Sumido en cierto marasmo existencial y atenazado por las deudas, en 1984 Mario Levrero, que vivía en Montevideo, optó por aceptar una oferta de trabajo en Buenos Aires, adonde se trasladó en marzo del año siguiente. Permanecería en la ciudad cuatro años. Aquella iba a ser la única etapa de su vida en la que desempeñó un trabajo regular, asalariado, como jefe de redacción de dos revistas de pasatiempos y juegos para la mente: crucigramas y esas cosas, a las que Levrero mismo era muy aficionado.

Apenas llegado a Buenos Aires, se sintió poderosamente seducido por el ritmo frenético de la ciudad. “En los primeros tiempos –recordaría en una conversación con su amigo Elvio Gandolfo–, caminaba por Corrientes y se me llenaban los ojos de lágrimas de ver la vida bullendo, en movimiento”. En Buenos Aires, encima, Levrero gozaba de una incipiente reputación como escritor, cosa que no ocurría en Montevideo, cuya vida literaria era mucho más reducida. Así que, encantado, atendía a las llamadas de entrevistadores, a las invitaciones a asistir y a participar en actos culturales, en operaciones editoriales.

Relativamente pronto, sin embargo, comenzó a sentir que había vendido su alma al diablo, por así decirlo, y que al aceptar aquel trabajo había traicionado sus más profundas inclinaciones, asociadas siempre a la escritura en cuanto herramienta de búsqueda y de cultivo de su propio “espíritu”. En 1987 comenzaría una intensa correspondencia con Alicia Hoppe, su “doctora”, que vivía en Colonia y con la que terminaría embarcándose en una larga e importante relación sentimental.

Las cartas de Levrero a Alicia serán publicadas próximamente por Alfaguara Uruguay, bajo el título Cartas a la Princesa. Ya llegará el momento de prestarles atención específica, pues sin duda la merecen; aquí quiero recalar en una observación que hace Levrero en una de ellas, relativa al desencanto que experimenta hacia esa vida cultural que tanto le atrajo a su llegada a Buenos Aires.

“Mi último descubrimiento –escribe Levrero– es que aquí toda la cultura es neutralizada por el expediente de traducirla inmediatamente a información. No hay cultura; hay información, una información manejable racionalmente; pero el hecho cultural modificador no existe, no tiene entrada. No hay entrega.

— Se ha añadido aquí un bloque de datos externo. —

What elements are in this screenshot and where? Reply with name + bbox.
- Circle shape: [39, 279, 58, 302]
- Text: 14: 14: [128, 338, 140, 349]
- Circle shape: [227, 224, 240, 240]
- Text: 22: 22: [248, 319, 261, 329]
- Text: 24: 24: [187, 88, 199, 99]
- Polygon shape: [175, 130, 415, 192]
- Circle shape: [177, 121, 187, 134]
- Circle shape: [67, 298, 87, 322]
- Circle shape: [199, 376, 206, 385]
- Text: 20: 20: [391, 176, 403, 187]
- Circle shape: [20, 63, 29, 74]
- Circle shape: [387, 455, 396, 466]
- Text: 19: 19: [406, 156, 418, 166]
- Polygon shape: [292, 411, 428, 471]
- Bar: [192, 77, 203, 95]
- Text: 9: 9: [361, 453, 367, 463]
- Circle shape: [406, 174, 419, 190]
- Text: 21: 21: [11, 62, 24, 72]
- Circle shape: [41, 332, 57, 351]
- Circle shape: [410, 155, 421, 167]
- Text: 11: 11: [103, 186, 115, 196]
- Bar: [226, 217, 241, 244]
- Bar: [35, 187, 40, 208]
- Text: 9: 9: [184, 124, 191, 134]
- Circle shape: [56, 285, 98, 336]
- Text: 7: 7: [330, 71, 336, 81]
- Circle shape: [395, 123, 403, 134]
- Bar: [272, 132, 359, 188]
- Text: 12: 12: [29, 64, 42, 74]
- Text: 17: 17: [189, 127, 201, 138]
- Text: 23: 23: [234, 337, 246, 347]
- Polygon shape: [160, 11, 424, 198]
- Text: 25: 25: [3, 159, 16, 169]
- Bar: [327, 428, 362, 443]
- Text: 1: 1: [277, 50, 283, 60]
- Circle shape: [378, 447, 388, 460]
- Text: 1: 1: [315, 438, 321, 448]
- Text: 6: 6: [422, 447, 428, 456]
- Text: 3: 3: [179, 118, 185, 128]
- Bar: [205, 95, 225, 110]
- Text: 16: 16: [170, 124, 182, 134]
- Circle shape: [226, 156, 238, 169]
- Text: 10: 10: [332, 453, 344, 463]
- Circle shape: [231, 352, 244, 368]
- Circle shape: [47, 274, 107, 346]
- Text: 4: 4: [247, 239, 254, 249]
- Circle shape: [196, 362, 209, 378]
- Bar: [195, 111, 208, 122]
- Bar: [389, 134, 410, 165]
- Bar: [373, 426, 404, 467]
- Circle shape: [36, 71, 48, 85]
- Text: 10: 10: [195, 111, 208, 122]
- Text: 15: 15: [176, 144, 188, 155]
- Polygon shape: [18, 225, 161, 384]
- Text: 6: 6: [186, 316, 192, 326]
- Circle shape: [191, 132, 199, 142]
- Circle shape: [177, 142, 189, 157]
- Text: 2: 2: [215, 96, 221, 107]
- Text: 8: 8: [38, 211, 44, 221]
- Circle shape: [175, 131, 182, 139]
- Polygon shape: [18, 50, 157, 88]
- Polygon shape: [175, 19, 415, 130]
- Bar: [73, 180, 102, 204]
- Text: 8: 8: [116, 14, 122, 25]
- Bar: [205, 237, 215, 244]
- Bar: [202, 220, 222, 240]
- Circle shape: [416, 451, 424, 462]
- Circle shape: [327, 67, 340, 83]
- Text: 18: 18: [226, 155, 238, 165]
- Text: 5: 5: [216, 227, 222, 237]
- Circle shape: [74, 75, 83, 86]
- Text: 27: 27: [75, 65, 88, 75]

Se lee un libro y se va archivando como información, sin percibir el alma que escribe”.

“Mi descubrimiento –escribe Levrero– es que aquí toda la cultura es neutralizada por el expediente de traducirla a información. No hay cultura”

Poco después de escribir estas palabras, en junio de 1987, Levrero vuelve a insistir: “en Buenos Aires son refractarios a la cultura, y la neutralizan traduciéndola inmediatamente a información. La gente no absorbe, no se modifica, no ‘vive’ los hechos culturales; participa de ellos con mucho entusiasmo pero se pasan desplazándolos, ubicándolos en cierto archivo de la mente donde se clasifican pero al mismo se desactivan”.

A nadie que haya participado en la vida cultural ya sea de Buenos Aires o de cualquier otra ciudad de gran tamaño –pues, como el mismo Levrero advierte, el problema tiene que ver con las condiciones de la vida cultural en las grandes ciudades, no con Argentina propiamente–, puede resultarle extraña esta apreciación, por cándidos que se le antojen los términos en que se expresa.

Con tanto más motivo si, como escritor uruguayo, ha tenido oportunidad de contrastar su experiencia urbana, capitalina, con la actividad cultural de provincias, donde, como Levrero constata, “es mucho más fácil establecer un diálogo con la gente, hay más puntos de contacto, hay experiencias más fácilmente compartibles y mutuamente inteligibles”.

No se trata aquí de entonar el consabido menosprecio de corte y alabanza de aldea. Se trata, en todo caso, de repensar de una vez el sentido de lo que entendemos más comúnmente por hechos culturales, y de postular una refundación tanto de sus dinámicas –a menudo tediosas– como del rutinario consumo de que son objeto.